Totaling $1 million, the Eric and Sheila Samson Prize is the world’s largest monetary prize awarded in the field of alternative fuels.
Kanatzidis, an inorganic chemist, equally shares the $1 million prize with Gregory Stephanopoulos, a chemical engineer at the Massachusetts Institute of Technology.
The two researchers are being honored for their innovative scientific contributions to alternative fuel development. Kanatzidis’ citation notes his “seminal contributions in the design of nanostructured thermoelectric materials, which convert heat to electricity.”
Kanatzidis, a Charles E. and Emma H. Morrison Professor of Chemistry in the Weinberg College of Arts and Sciences, received the unexpected news Oct. 5 while attending a press conference for fellow Northwestern chemist Sir Fraser Stoddart, who was awarded the 2016 Nobel Prize in Chemistry that day.
“I was speechless when I heard the news from Israel,” Kanatzidis said. “Some people have to go to Stockholm, and I have to go to Tel Aviv. I am very ok with that.”
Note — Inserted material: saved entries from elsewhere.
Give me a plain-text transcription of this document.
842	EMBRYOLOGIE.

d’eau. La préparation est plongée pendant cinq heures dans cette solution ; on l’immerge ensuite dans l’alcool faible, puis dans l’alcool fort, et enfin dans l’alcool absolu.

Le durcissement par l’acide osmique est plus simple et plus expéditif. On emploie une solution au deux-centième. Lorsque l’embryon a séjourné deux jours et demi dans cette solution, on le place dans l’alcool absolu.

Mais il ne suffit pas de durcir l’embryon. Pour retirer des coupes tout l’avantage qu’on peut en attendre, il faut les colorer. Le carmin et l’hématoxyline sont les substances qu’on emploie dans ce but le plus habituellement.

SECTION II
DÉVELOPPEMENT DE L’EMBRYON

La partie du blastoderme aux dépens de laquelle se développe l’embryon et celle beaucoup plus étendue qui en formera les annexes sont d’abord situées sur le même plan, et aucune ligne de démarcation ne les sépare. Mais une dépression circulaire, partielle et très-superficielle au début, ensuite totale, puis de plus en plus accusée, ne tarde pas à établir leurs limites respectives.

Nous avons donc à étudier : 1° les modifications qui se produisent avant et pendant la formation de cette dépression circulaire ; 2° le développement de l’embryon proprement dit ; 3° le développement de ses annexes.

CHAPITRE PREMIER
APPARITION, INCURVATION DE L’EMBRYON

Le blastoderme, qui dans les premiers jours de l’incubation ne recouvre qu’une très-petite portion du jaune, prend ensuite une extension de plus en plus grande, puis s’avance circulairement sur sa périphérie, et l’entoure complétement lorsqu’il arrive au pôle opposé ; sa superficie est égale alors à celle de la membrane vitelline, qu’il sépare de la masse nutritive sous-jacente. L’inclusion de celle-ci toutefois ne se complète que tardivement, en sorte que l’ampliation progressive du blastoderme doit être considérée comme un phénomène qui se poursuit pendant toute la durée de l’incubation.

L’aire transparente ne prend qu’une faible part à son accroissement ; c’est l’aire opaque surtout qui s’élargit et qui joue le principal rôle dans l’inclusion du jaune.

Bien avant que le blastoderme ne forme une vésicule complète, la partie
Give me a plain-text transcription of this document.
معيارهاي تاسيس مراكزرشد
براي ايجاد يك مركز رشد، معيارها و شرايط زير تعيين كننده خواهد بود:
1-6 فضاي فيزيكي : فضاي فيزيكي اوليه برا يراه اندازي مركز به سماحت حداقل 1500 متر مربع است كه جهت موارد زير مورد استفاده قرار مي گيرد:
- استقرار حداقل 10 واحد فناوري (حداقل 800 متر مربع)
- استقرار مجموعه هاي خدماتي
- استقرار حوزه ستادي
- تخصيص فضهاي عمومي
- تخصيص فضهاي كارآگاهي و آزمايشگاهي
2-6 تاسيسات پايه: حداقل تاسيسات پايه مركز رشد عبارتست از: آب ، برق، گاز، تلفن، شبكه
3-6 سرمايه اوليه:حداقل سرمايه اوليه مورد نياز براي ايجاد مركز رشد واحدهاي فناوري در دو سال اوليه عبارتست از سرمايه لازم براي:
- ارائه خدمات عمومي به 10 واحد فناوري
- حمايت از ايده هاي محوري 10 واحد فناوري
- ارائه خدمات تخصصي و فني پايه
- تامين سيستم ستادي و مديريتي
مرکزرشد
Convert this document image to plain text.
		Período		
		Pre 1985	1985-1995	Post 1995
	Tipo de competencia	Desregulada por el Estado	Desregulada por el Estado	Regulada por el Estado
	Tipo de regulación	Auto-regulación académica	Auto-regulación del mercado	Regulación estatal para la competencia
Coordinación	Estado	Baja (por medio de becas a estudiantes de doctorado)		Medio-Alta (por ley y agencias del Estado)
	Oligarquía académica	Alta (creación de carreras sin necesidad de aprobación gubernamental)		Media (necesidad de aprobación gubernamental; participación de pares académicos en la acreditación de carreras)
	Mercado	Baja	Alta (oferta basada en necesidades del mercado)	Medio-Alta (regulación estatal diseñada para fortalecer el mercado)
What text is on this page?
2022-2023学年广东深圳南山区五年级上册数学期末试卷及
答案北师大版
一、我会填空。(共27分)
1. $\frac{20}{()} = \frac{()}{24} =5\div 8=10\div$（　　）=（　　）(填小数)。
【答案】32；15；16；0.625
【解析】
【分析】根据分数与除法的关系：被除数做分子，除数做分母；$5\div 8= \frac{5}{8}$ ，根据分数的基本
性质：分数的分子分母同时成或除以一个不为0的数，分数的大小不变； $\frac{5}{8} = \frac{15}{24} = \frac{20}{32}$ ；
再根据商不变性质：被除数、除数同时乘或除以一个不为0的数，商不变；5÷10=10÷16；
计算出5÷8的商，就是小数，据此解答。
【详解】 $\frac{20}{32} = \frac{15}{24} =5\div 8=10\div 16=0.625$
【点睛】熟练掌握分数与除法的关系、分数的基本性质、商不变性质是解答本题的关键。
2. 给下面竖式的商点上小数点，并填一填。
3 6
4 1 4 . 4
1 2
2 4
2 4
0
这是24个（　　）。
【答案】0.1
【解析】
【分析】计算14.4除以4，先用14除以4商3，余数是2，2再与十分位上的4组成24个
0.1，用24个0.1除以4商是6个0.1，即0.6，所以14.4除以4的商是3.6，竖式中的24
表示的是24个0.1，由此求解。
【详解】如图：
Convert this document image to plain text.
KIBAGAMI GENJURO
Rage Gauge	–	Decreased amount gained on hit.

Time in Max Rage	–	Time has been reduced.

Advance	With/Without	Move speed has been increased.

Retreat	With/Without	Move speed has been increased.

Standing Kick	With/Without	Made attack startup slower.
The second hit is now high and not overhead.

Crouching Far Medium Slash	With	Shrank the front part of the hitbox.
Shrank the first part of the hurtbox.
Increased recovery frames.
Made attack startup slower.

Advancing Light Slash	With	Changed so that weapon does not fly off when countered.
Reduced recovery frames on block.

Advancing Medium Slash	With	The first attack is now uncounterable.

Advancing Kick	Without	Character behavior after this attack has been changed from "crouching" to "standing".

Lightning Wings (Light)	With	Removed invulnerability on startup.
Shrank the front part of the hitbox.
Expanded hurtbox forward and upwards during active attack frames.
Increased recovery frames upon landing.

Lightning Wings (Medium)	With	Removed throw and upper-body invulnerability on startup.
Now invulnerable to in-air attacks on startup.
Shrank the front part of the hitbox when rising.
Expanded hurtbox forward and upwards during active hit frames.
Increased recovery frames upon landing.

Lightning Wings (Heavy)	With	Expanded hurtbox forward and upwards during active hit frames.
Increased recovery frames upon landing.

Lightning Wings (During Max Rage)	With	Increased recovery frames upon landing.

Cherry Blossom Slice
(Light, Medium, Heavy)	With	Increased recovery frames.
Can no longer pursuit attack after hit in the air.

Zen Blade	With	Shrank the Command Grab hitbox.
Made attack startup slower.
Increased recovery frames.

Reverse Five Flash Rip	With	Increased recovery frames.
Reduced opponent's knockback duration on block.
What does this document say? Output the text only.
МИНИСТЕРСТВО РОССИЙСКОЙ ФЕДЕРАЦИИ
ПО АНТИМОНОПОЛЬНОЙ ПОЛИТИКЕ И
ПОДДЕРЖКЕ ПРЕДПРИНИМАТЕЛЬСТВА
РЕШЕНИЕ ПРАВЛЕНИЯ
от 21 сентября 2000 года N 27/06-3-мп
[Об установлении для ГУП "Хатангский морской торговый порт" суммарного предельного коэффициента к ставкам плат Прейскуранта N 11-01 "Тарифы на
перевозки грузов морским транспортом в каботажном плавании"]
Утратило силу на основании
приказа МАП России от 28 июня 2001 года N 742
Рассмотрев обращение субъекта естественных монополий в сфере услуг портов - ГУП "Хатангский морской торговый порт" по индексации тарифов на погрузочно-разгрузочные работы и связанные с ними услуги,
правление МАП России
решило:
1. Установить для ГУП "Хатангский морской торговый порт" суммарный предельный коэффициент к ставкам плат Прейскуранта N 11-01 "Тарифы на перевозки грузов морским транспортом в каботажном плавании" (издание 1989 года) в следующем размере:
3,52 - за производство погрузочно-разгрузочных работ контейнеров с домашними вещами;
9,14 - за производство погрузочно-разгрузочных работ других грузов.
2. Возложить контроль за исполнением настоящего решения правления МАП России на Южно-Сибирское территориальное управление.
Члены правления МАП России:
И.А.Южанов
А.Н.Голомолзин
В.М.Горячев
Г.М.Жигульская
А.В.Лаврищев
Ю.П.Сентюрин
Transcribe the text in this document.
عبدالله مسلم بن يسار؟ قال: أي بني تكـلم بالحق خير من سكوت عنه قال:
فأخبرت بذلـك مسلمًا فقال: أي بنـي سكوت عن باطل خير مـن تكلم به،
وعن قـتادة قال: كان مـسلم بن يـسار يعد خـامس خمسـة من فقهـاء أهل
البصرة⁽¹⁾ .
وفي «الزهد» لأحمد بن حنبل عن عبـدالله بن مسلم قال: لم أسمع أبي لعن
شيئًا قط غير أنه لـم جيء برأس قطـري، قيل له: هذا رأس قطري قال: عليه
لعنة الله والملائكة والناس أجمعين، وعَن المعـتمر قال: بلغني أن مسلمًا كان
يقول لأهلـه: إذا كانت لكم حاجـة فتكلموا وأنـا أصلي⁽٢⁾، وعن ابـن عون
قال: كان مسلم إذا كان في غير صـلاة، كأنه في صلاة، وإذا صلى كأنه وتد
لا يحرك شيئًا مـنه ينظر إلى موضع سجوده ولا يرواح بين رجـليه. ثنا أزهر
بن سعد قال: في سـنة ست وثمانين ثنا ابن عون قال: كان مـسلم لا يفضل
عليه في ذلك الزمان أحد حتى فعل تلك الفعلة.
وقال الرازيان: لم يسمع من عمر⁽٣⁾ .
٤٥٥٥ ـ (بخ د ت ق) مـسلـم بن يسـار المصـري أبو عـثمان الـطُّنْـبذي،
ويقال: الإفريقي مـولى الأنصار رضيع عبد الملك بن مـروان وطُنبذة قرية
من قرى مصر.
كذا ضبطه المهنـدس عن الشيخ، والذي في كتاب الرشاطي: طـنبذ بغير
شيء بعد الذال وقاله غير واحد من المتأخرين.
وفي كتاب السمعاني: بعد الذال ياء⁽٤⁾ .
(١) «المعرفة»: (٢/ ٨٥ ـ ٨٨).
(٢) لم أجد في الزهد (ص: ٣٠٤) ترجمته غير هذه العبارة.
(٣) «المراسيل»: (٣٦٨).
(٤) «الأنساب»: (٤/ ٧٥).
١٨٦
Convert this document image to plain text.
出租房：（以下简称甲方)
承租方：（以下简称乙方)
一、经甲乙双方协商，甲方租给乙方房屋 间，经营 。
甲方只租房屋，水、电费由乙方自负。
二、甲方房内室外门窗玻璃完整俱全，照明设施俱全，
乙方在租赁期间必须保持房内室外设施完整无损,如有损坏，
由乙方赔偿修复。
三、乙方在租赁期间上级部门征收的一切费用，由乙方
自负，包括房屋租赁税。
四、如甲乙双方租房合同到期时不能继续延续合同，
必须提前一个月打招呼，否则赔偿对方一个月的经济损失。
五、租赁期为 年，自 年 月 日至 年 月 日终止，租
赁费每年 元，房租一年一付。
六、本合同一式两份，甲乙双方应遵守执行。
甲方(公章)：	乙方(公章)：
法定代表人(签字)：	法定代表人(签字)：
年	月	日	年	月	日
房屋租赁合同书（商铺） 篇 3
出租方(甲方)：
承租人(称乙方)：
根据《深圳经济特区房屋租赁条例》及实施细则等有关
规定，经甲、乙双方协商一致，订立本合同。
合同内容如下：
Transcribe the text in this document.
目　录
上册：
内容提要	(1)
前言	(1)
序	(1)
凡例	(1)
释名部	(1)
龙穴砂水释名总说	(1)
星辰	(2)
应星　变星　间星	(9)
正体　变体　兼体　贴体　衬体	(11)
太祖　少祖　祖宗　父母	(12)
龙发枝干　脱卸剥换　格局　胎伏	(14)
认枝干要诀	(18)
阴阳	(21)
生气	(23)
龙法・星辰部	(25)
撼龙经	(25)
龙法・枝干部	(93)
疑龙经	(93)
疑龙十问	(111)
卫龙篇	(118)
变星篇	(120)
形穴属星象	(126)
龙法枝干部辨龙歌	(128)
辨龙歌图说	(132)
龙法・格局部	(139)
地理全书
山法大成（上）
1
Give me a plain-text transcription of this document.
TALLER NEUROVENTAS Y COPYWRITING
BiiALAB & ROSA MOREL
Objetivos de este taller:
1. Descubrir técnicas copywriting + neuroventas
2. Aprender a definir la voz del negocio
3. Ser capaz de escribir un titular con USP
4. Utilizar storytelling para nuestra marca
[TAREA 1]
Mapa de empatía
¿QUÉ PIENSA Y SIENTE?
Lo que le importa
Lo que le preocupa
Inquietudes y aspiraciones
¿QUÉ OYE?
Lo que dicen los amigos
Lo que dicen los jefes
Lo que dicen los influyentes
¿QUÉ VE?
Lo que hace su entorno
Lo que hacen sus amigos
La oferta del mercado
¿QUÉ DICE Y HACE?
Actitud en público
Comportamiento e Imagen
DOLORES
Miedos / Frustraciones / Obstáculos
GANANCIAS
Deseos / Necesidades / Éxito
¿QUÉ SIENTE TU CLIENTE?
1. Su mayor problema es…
Prime Minister Netanyahu will present the Samson Prize to Kanatzidis and Stephanopoulos Nov. 2 at the International Fuel Choices Summit in Tel Aviv.
“This award recognizes all of our thermoelectric research during the last 20 years — work with the goals of reducing the use of fossil fuels in vehicles and other kinds of applications,” said Kanatzidis, also a senior chemist at Argonne National Laboratory.
Thermoelectrics are semiconductors that convert waste heat into electricity. By harvesting waste heat, thermoelectric materials can save energy in many thermal processes — including in automobiles — significantly increasing vehicle mileage and reducing carbon dioxide emissions. Kanatzidis’ research has contributed to a deeper fundamental understanding of the thermoelectric process and opened paths to further breakthroughs.
Kanatzidis and Stephanopoulos were selected by a committee of international experts, who submitted their recommendation to a board of trustees, headed by former Technion president, Professor Yitzhak Apeloig.
This is the fourth time the Samson Prize has been awarded by the Prime Minister’s Office, the Ministry of Science, Technology and Space, and Keren Hayesod, a fundraising organization for Israel.